Introduction The company on incorporation is recognized as a separate and distinct legal entity from its members and can after incorporation have in its own name business and hold assets and liabilities. The company being a legal person is governed by its constitution and framework which lay down its objectives, nature business, powers and how it will function. The set of these documents are called memorandum of association (the memorandum) and articles of association (the articles). The memorandum and articles of every company are required to be registered with the Registrar of Companies (the Registrar) under the Companies Act, 2013 (the Act). After incorporation, all the amendments in the memorandum and articles as approved by the members of the company are also required to registered with the Registrar.
As per Section 399 of the Companies Act, 2013 any person can inspect electronically, make a record or get a copy of any document filed by the company with the Registrar, on payment of the fees prescribed. The documents include the memorandum and articles of any company. The office of the Registrar is public office and therefore the memorandum and articles and the amendments therein filed with the Registrar are public documents and available of inspection and if desired copies of the same can also be obtained
It is the duty of every person dealing with the company to inspect the public documents i.e. memorandum and articles and the amendments therein and to make sure that his entering into the dealings with the company conform with the provisions of the memorandum and articles of the company. Even if a person fails to read them, the law assumes that he is aware of the content of and provisions made in the documents . Such implied or presumed notice is called the doctrine of ‘constructive notice’ of the memorandum and articles of the company. Another effect of this is that a person dealing with the company is taken not only to have read the memorandum and articles but also to have understood them according to their propose meaning also. The person who is dealing with the company is presumed to have understood the objects for which the company is incorporated and of the powers and obligations of the directors etc. of the company
The memorandum and articles, when registered, become public documents and can be inspected by anyone on payment of nominal fee. Therefore, every person who contemplates entering into a contract with a company has the means of ascertaining and is consequently presumed to know, not only the exact powers of the company but also the extent to which these powers have been delegated to the directors, and of any limitations placed upon the exercise of these powers. In other words, every person dealing with the company is deemed to have a “constructive notice” of the contents of its memorandum and articles.

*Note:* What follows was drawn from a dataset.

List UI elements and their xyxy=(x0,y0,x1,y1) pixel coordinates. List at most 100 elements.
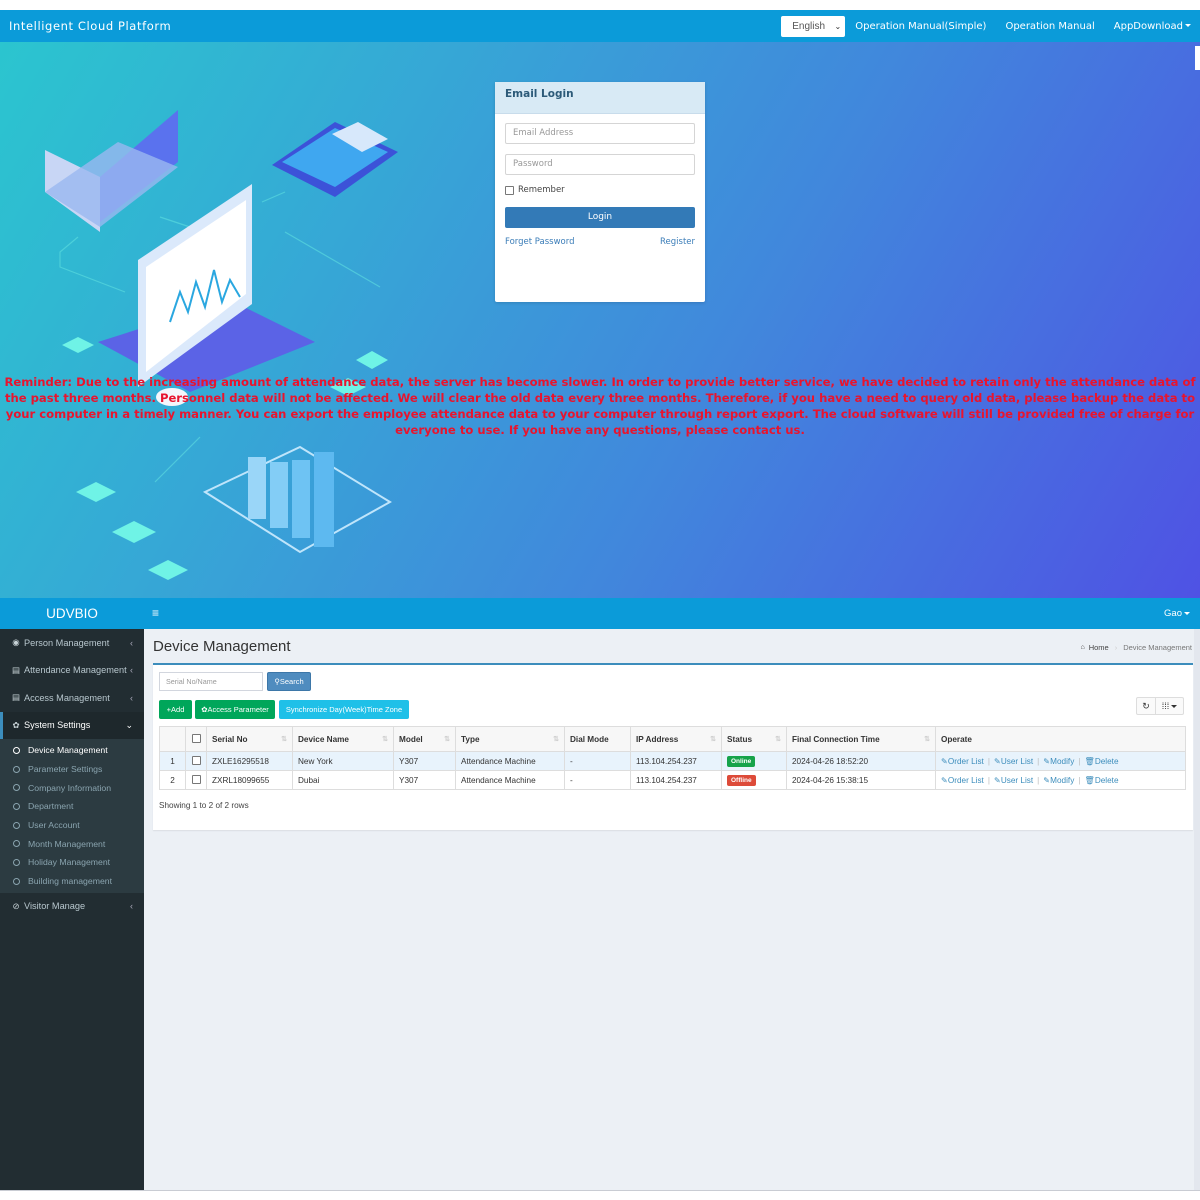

In fact, he is regarded not only as having read those documents but also as having understood them according to their proper meaning [Griffith v. Paget, (1877) Ch. D. 517]. Consequently, if a person enters into a contract which is beyond the powers of the company, as defined in the memorandum, or outside the limits set on the authority of the directors, he cannot, as a general rule, acquire any rights under the contract against the company [ Mohony v. East Holyfrod Mining Co., (1875) L.R. 7 H.L. 869]. For example, if the articles provide that a bill of exchange to be effective must be signed by two directors, a person dealing with the company must see that it is so signed; otherwise he cannot claim under it.
The articles required that all documents should be signed by the managing director, secretary and the working director on behalf of the company. A deed of mortgage was executed by the secretary and the working director only and the Court held that no claim would lie under such a deed. The Court said that the mortgagee should have consulted the articles before the deed was executed. Therefore, even though the mortgagee may have acted in good faith and the money borrowed applied for the purpose of the company, the mortgage was nevertheless invalid [ Kotla Venkataswamy v. Rammurthy , AIR 1934 Mad 579]. The doctrine of indoor management protects third parties who are entitled to an assurance that all the procedural aspects of a transaction are carried out.
Outsiders dealing with incorporated bodies are bound to take notice of limits imposed on the corporation by the memorandum or other documents of the constitution. Nevertheless, they are entitled to assume that the directors or other persons exercising authority on behalf of the company are doing so under the internal regulations as set out in the Memorandum & Articles of Association.
The impact of this doctrine on practical relations is thus stated in HALSBURY: “A company is subject to the rule that, where the conduct of a party charged with a notice shows that he had suspicions of a state of facts the knowledge of which would affect his legal rights, but that he deliberately refrained from making inquiries, he will be treated as having had notice, though he is not entitled to claim for his own advantage,” [Jones v. Smith, (1841) 1 Hare 43].